One of the more questionable aspects of OnLive’s business strategy has been dropped with confirmation that the cloud computing provider will no longer ask users to pay a monthly subscription.

The fact that the service had planned on asking users to pay a monthly fee on top of paying to access individual titles has always been a matter of debate, but now the firm claims that dropping the subscription charges has always been part of the plan.

Of course, we’ve had a promotion waiving the monthly fee for the first year, so this announcement is confirming what we had hoped – that we can continue without a monthly fee beyond the first year,” founder and CEO Steve Perlman stated on the OnLive blog.

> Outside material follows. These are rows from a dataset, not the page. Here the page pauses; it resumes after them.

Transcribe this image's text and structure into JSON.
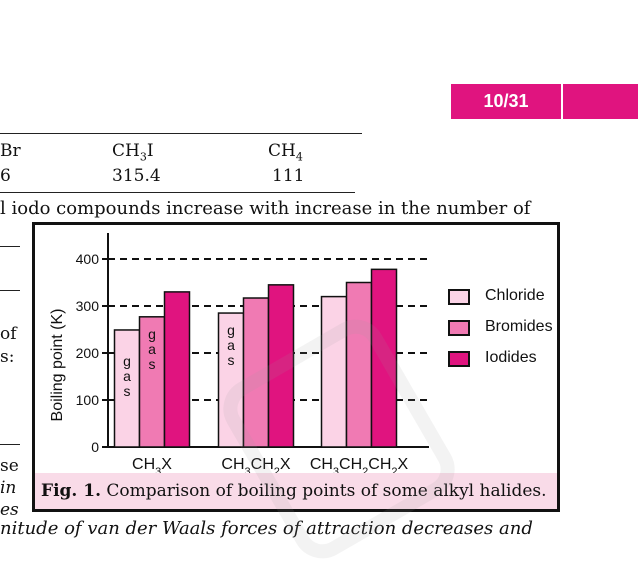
{
  "page": {
    "number_badge": "10/31",
    "accent_color": "#e0147f",
    "caption_bg": "#f9dbe8"
  },
  "table": {
    "header": [
      "Br",
      "CH3I",
      "CH4"
    ],
    "values": [
      "6",
      "315.4",
      "111"
    ]
  },
  "text": {
    "top_line": "l iodo compounds increase with increase in the number of",
    "left_frag_1": "of",
    "left_frag_2": "s:",
    "left_frag_3": "se",
    "left_frag_4": "in",
    "left_frag_5": "es",
    "bottom_line": "nitude of van der Waals forces of attraction decreases and"
  },
  "figure": {
    "caption_label": "Fig. 1.",
    "caption_text": "Comparison of boiling points of some alkyl halides."
  },
  "chart_data": {
    "type": "bar",
    "ylabel": "Boiling point (K)",
    "ylim": [
      0,
      400
    ],
    "yticks": [
      0,
      100,
      200,
      300,
      400
    ],
    "grid": "dashed at 100, 200, 300, 400",
    "legend_position": "right",
    "categories": [
      "CH3X",
      "CH3CH2X",
      "CH3CH2CH2X"
    ],
    "series": [
      {
        "name": "Chloride",
        "color": "#fbd3e6",
        "values": [
          249,
          285,
          320
        ]
      },
      {
        "name": "Bromides",
        "color": "#f07ab3",
        "values": [
          277,
          317,
          350
        ]
      },
      {
        "name": "Iodides",
        "color": "#e0147f",
        "values": [
          330,
          345,
          378
        ]
      }
    ],
    "annotations": [
      {
        "category_index": 0,
        "series_index": 0,
        "text": "gas"
      },
      {
        "category_index": 0,
        "series_index": 1,
        "text": "gas"
      },
      {
        "category_index": 1,
        "series_index": 0,
        "text": "gas"
      }
    ]
  }
}
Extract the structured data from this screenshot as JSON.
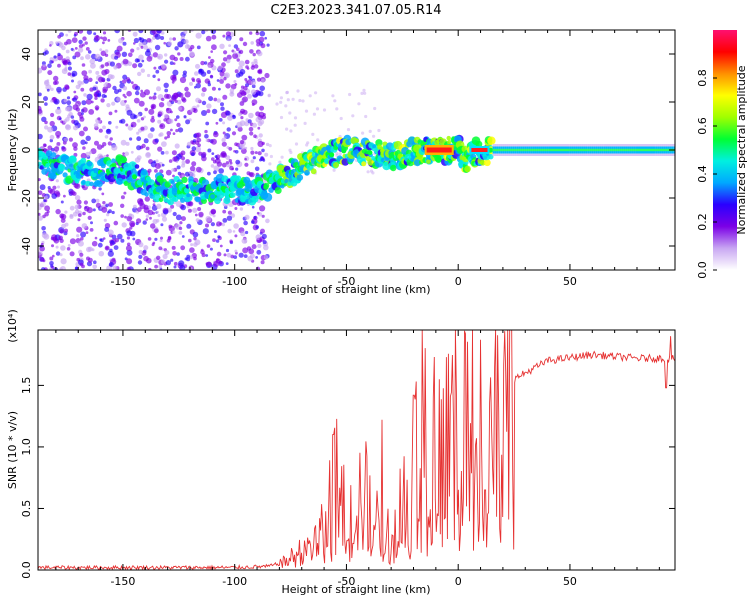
{
  "chart_data": [
    {
      "type": "heatmap",
      "title": "C2E3.2023.341.07.05.R14",
      "xlabel": "Height of straight line (km)",
      "ylabel": "Frequency (Hz)",
      "xlim": [
        -188,
        97
      ],
      "ylim": [
        -50,
        50
      ],
      "xticks": [
        -150,
        -100,
        -50,
        0,
        50
      ],
      "yticks": [
        -40,
        -20,
        0,
        20,
        40
      ],
      "colorbar": {
        "label": "Normalized spectral amplitude",
        "range": [
          0,
          1
        ],
        "ticks": [
          "0.0",
          "0.2",
          "0.4",
          "0.6",
          "0.8"
        ],
        "colormap": [
          "#ffffff",
          "#c8a6f2",
          "#7b00e6",
          "#2a00ff",
          "#00a8ff",
          "#00f0e0",
          "#00ff33",
          "#a0ff00",
          "#ffff00",
          "#ff9000",
          "#ff0000",
          "#ff1070"
        ]
      },
      "ridge": {
        "x": [
          -188,
          -175,
          -165,
          -150,
          -140,
          -130,
          -115,
          -105,
          -95,
          -88,
          -80,
          -70,
          -60,
          -50,
          -40,
          -30,
          -22,
          -15,
          -8,
          0,
          3,
          8,
          15,
          30,
          60,
          97
        ],
        "y": [
          -5,
          -8,
          -10,
          -8,
          -14,
          -17,
          -17,
          -16,
          -17,
          -16,
          -12,
          -7,
          -3,
          0,
          -1,
          -3,
          -1,
          0,
          0,
          0,
          -4,
          -1,
          0,
          0,
          0,
          0
        ]
      },
      "peak": {
        "x": [
          -15,
          -2
        ],
        "y": 0
      }
    },
    {
      "type": "line",
      "xlabel": "Height of straight line (km)",
      "ylabel": "SNR (10 * v/v)",
      "scale_label": "(x10⁴)",
      "xlim": [
        -188,
        97
      ],
      "ylim": [
        0,
        1.95
      ],
      "xticks": [
        -150,
        -100,
        -50,
        0,
        50
      ],
      "yticks": [
        "0.0",
        "0.5",
        "1.0",
        "1.5"
      ],
      "color": "#e63232",
      "envelope": {
        "x": [
          -188,
          -100,
          -85,
          -78,
          -70,
          -60,
          -55,
          -50,
          -45,
          -40,
          -35,
          -30,
          -25,
          -20,
          -15,
          -12,
          -10,
          -5,
          0,
          5,
          8,
          10,
          12,
          15,
          20,
          25,
          30,
          40,
          60,
          80,
          97
        ],
        "y": [
          0.02,
          0.02,
          0.03,
          0.06,
          0.15,
          0.3,
          0.7,
          0.5,
          0.6,
          0.55,
          0.3,
          0.25,
          0.6,
          0.8,
          1.2,
          0.8,
          1.2,
          1.15,
          1.25,
          1.3,
          1.35,
          1.2,
          0.9,
          1.3,
          1.45,
          1.55,
          1.6,
          1.7,
          1.75,
          1.72,
          1.72
        ]
      },
      "spikes": [
        {
          "x": -16,
          "y": 1.95
        },
        {
          "x": -20,
          "y": 1.42
        },
        {
          "x": -34,
          "y": 1.22
        },
        {
          "x": -56,
          "y": 1.1
        },
        {
          "x": 10,
          "y": 1.87
        },
        {
          "x": 12,
          "y": 0.65
        },
        {
          "x": 95,
          "y": 1.9
        },
        {
          "x": 93,
          "y": 1.48
        }
      ]
    }
  ]
}
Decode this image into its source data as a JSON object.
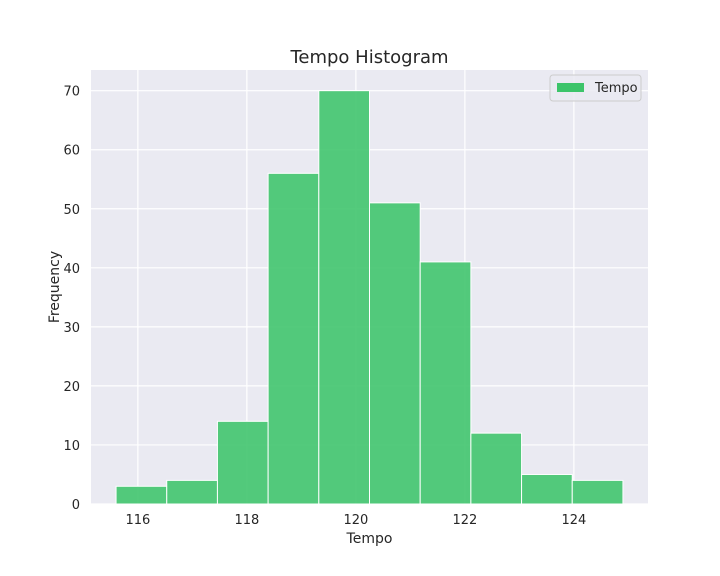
{
  "chart_data": {
    "type": "bar",
    "title": "Tempo Histogram",
    "xlabel": "Tempo",
    "ylabel": "Frequency",
    "bins": [
      {
        "start": 115.6,
        "end": 116.53,
        "count": 3
      },
      {
        "start": 116.53,
        "end": 117.46,
        "count": 4
      },
      {
        "start": 117.46,
        "end": 118.39,
        "count": 14
      },
      {
        "start": 118.39,
        "end": 119.32,
        "count": 56
      },
      {
        "start": 119.32,
        "end": 120.25,
        "count": 70
      },
      {
        "start": 120.25,
        "end": 121.18,
        "count": 51
      },
      {
        "start": 121.18,
        "end": 122.11,
        "count": 41
      },
      {
        "start": 122.11,
        "end": 123.04,
        "count": 12
      },
      {
        "start": 123.04,
        "end": 123.97,
        "count": 5
      },
      {
        "start": 123.97,
        "end": 124.9,
        "count": 4
      }
    ],
    "x_ticks": [
      116,
      118,
      120,
      122,
      124
    ],
    "y_ticks": [
      0,
      10,
      20,
      30,
      40,
      50,
      60,
      70
    ],
    "xlim": [
      115.14,
      125.36
    ],
    "ylim": [
      0,
      73.5
    ],
    "series_name": "Tempo",
    "color": "#3cc46a",
    "grid": true,
    "legend_position": "top-right"
  }
}
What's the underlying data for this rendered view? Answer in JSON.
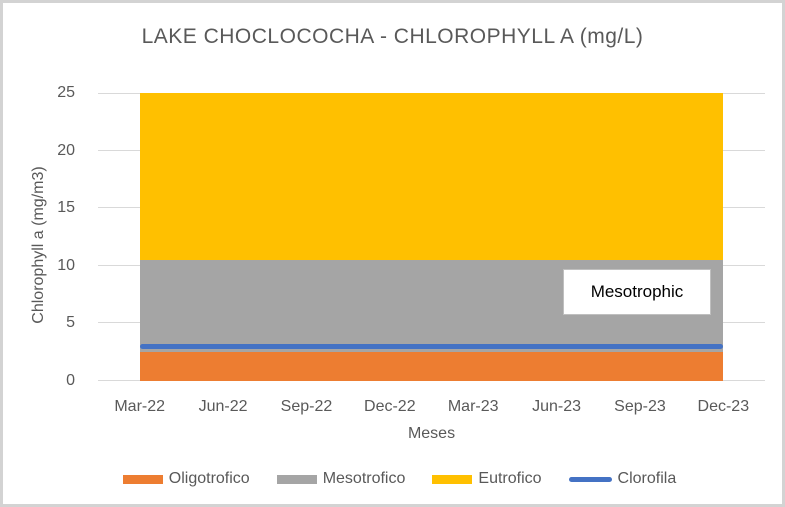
{
  "title": "LAKE CHOCLOCOCHA - CHLOROPHYLL A (mg/L)",
  "annotation": {
    "label": "Mesotrophic"
  },
  "styles": {
    "text_color": "#595959",
    "gridline_color": "#D9D9D9",
    "axis_line_color": "#D9D9D9",
    "annotation_border": "#BFBFBF",
    "background": "#FFFFFF",
    "frame_border": "#D3D3D3"
  },
  "chart_data": {
    "type": "area",
    "subtype": "stacked",
    "title": "LAKE CHOCLOCOCHA - CHLOROPHYLL A (mg/L)",
    "xlabel": "Meses",
    "ylabel": "Chlorophyll a (mg/m3)",
    "categories": [
      "Mar-22",
      "Jun-22",
      "Sep-22",
      "Dec-22",
      "Mar-23",
      "Jun-23",
      "Sep-23",
      "Dec-23"
    ],
    "ylim": [
      0,
      25
    ],
    "yticks": [
      0,
      5,
      10,
      15,
      20,
      25
    ],
    "grid": true,
    "legend_position": "bottom",
    "series": [
      {
        "name": "Oligotrofico",
        "type": "area",
        "color": "#ED7D31",
        "values": [
          2.5,
          2.5,
          2.5,
          2.5,
          2.5,
          2.5,
          2.5,
          2.5
        ],
        "stack_range": [
          0,
          2.5
        ]
      },
      {
        "name": "Mesotrofico",
        "type": "area",
        "color": "#A5A5A5",
        "values": [
          8,
          8,
          8,
          8,
          8,
          8,
          8,
          8
        ],
        "stack_range": [
          2.5,
          10.5
        ]
      },
      {
        "name": "Eutrofico",
        "type": "area",
        "color": "#FFC000",
        "values": [
          14.5,
          14.5,
          14.5,
          14.5,
          14.5,
          14.5,
          14.5,
          14.5
        ],
        "stack_range": [
          10.5,
          25
        ]
      },
      {
        "name": "Clorofila",
        "type": "line",
        "color": "#4472C4",
        "values": [
          3,
          3,
          3,
          3,
          3,
          3,
          3,
          3
        ]
      }
    ],
    "annotations": [
      {
        "text": "Mesotrophic",
        "x": "Sep-23",
        "y_range": [
          5.7,
          9.7
        ]
      }
    ]
  }
}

Although we wish we could have confirmed no monthly fee from the get-go, pioneering a major new video game paradigm is hard: we had to first grow to a large base of regular users before we could understand usage patterns and operating costs. Now that we’ve reached that stage, we can confidently say a monthly fee is not needed.

We’re excited because this opens the door for the OnLive Game Service to be used by everyone whenever they feel like it, whether for playing a full game on OnLive, or for just instantly playing a demo before buying a game for a console or a PC.”

Perlman also confirmed that the OnLive MicroConsole has entered the manufacturing phase.


In May OnLive announced that UK telecoms provider BT had invested in the service, which in turn afforded it exclusive bundling rights – though OnLive will be available through all ISPs in the territory.

In July it claimed that user numbers in its US trial have been far bigger than expected”.